LPG as stated earlier is an odourless gas when in its natural form, thus the presence of an odorant will make it detectable when a leakage occurs. This stenching agent will protect workers from risks associated with asphyxiation and fire, which is likely to occur when LPG is present in high concentration in an enclosed space

The installation of the LPG pipeline underground is not recommended and should be avoided as much as possible. The HSE recommends the use of pipework made from materials such as polyethylene (HSE, 2009).

Effective line of communications should be opened between all stakeholders.

In companies/factories where LPG is used, the position of health and safety officer should be created, to ensure that there is adequate record keeping and up to date adherence to all health and safety legislations and regulations.

The introduction of a system where safety issues and questions will be reviewed and handled on an industry basis.


To ensure that this type of tragic incident is prevented from reoccurring, there has to be a change in the current system .The HSE has made some changes between 2004 and 2010 and there is still the need for more changes to occur.
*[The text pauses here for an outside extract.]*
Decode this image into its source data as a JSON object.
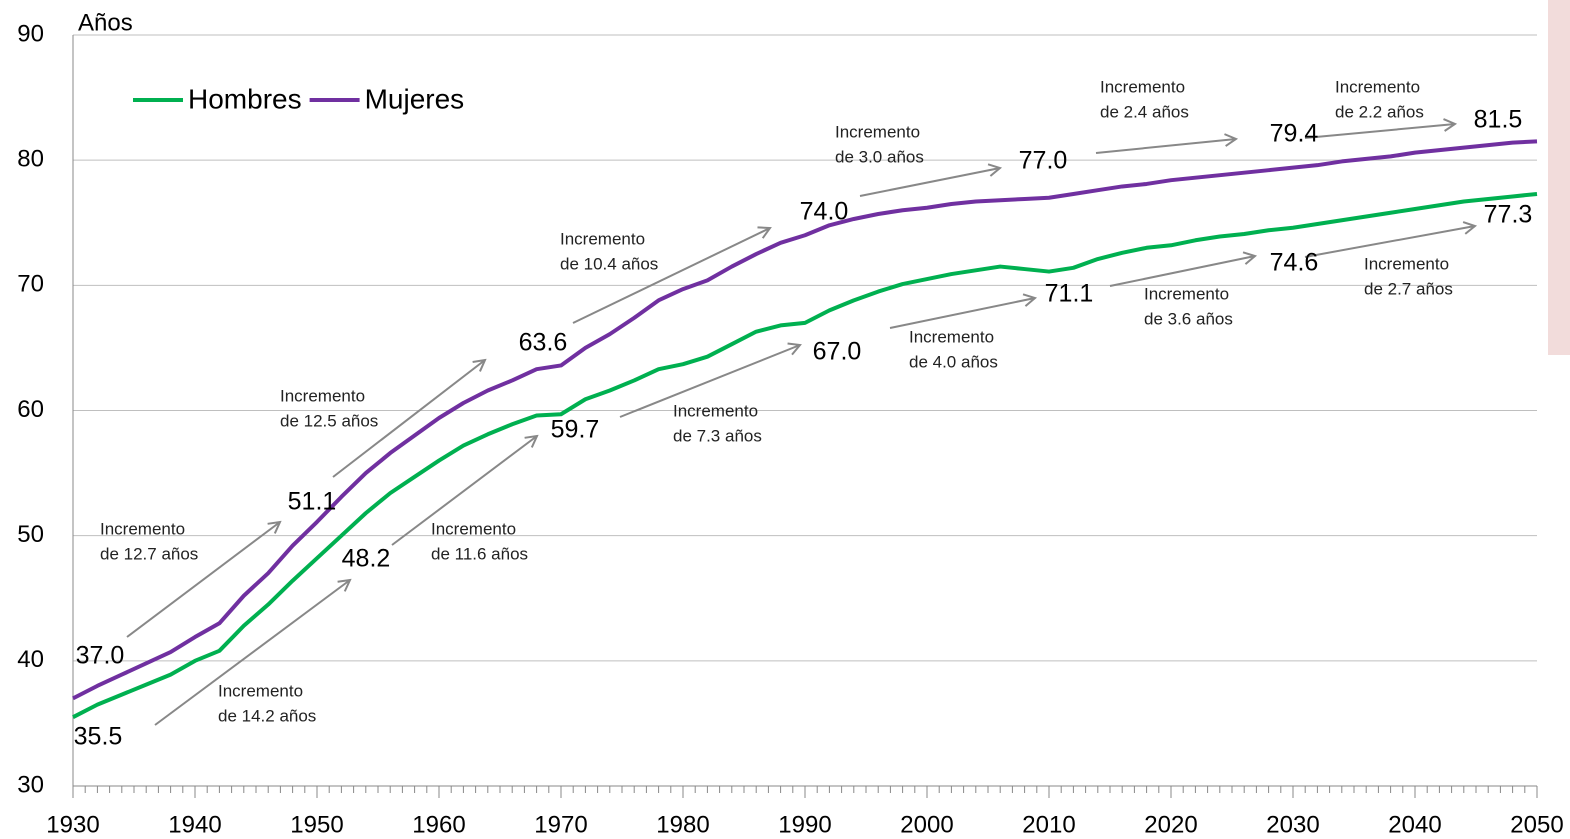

Employers need to be aware that the health and safety of their workers is paramount and that all workers have the right to work in a safe environment, employees should also be aware that they have the right to report to the HSE when they feel their work environment is not safe and the employers are doing nothing about it. Thus there is the need to ensure that all health and safety legislations' are followed and that a qualified personnel is in charge of the risk assessment exercise. In premises where there is the presence of LPG, all installations should be checked regularly for leaks and given priority when carrying out the risk assessment exercise. As recommended by the HSE, all existing metallic pipework should be replaced by pipework made from polyethylene materials. Therefore, this replacement at industrial and commercial premises will be a major undertaking and need to be prioritised based on the assessed risk of the failure of the pipeline and of the gas entering a neighbouring building (HSE, 2009).